Arianna burst into tears. Susan, who had grabbed the mail on the way to the door, held up the letter and cheered with joy in the restaurant’s parking lot, where she was stuck with a flat tire. People stared. She didn’t care.
“I’m just so proud that she didn’t let me give up,” Susan said.
Arianna, who has a master’s degree in public health, has over $100,000 in student loan debt, though Susan juggled loans from two different retirement plans of her own while trying to help Arianna with her tuition. “They say you can’t get a good job if you don’t go to school,” Susan said. “But you can’t get a degree because you can’t afford it. So it’s a vicious circle.”
However, because Arianna works at a nonprofit healthcare organization, she has had nearly a quarter of her own loans canceled through PSLF. Now that Arianna is effectively a certified professional, she’s reasonably comfortable with the debt.

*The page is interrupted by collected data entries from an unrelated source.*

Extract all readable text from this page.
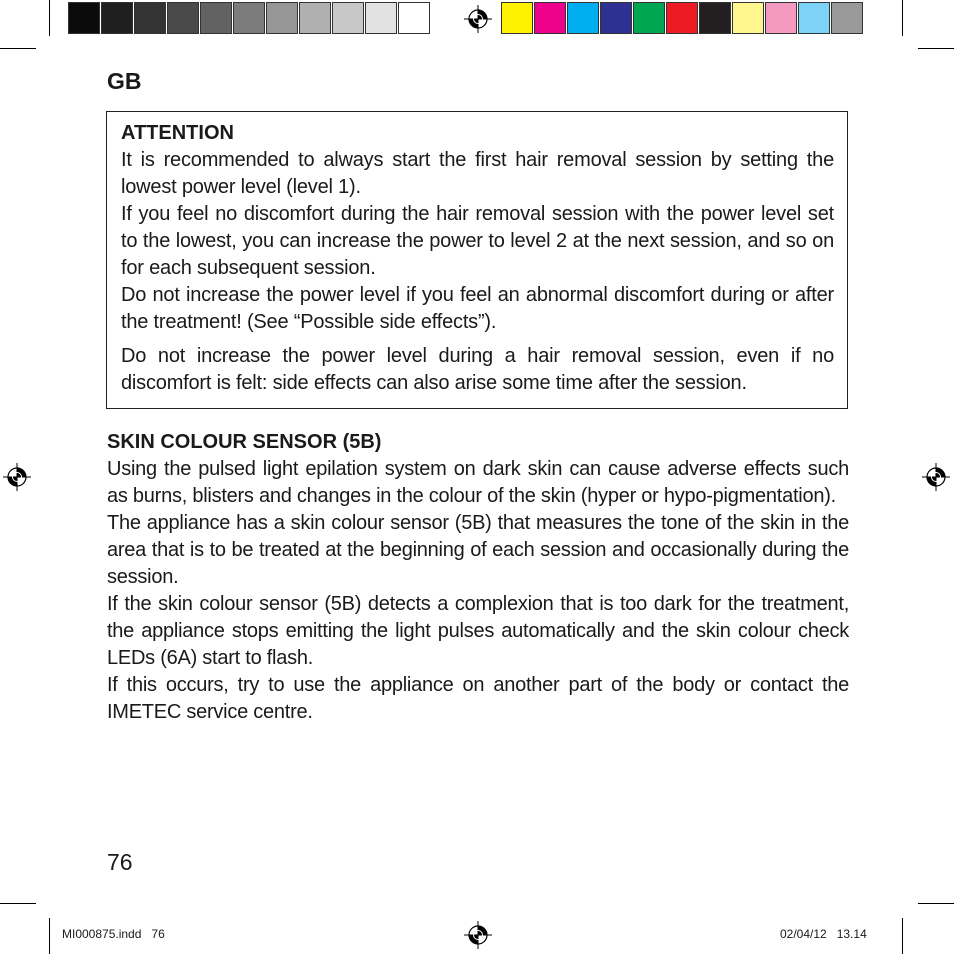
GB
ATTENTION

It is recommended to always start the first hair removal session by setting the lowest power level (level 1).

If you feel no discomfort during the hair removal session with the power level set to the lowest, you can increase the power to level 2 at the next session, and so on for each subsequent session.

Do not increase the power level if you feel an abnormal discomfort during or after the treatment! (See “Possible side effects”).

Do not increase the power level during a hair removal session, even if no discomfort is felt: side effects can also arise some time after the session.

SKIN COLOUR SENSOR (5B)

Using the pulsed light epilation system on dark skin can cause adverse effects such as burns, blisters and changes in the colour of the skin (hyper or hypo-pigmentation).

The appliance has a skin colour sensor (5B) that measures the tone of the skin in the area that is to be treated at the beginning of each session and occasionally during the session.

If the skin colour sensor (5B) detects a complexion that is too dark for the treatment, the appliance stops emitting the light pulses automatically and the skin colour check LEDs (6A) start to flash.

If this occurs, try to use the appliance on another part of the body or contact the IMETEC service centre.

76
MI000875.indd   76	02/04/12   13.14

But her mother’s, after a life of sacrifice and a career helping people with harder times than herself, had never worked out well. “I will never repay her for anything she has done for me,” Arianna said. “She always tells me that’s not the point of parenting, but I’ve always wanted to make it somehow.”
Now she has it. It makes a great gift – for herself on her birthday and for Susan on Mother’s Day. Arianna also received a gift in return. Her mother had loaned her $6,000 to cover the cost of moving abroad and the deposit on a rental apartment.
“I told her to keep it,” Susan said. “You saved me $92,000 so this goes to Mom.”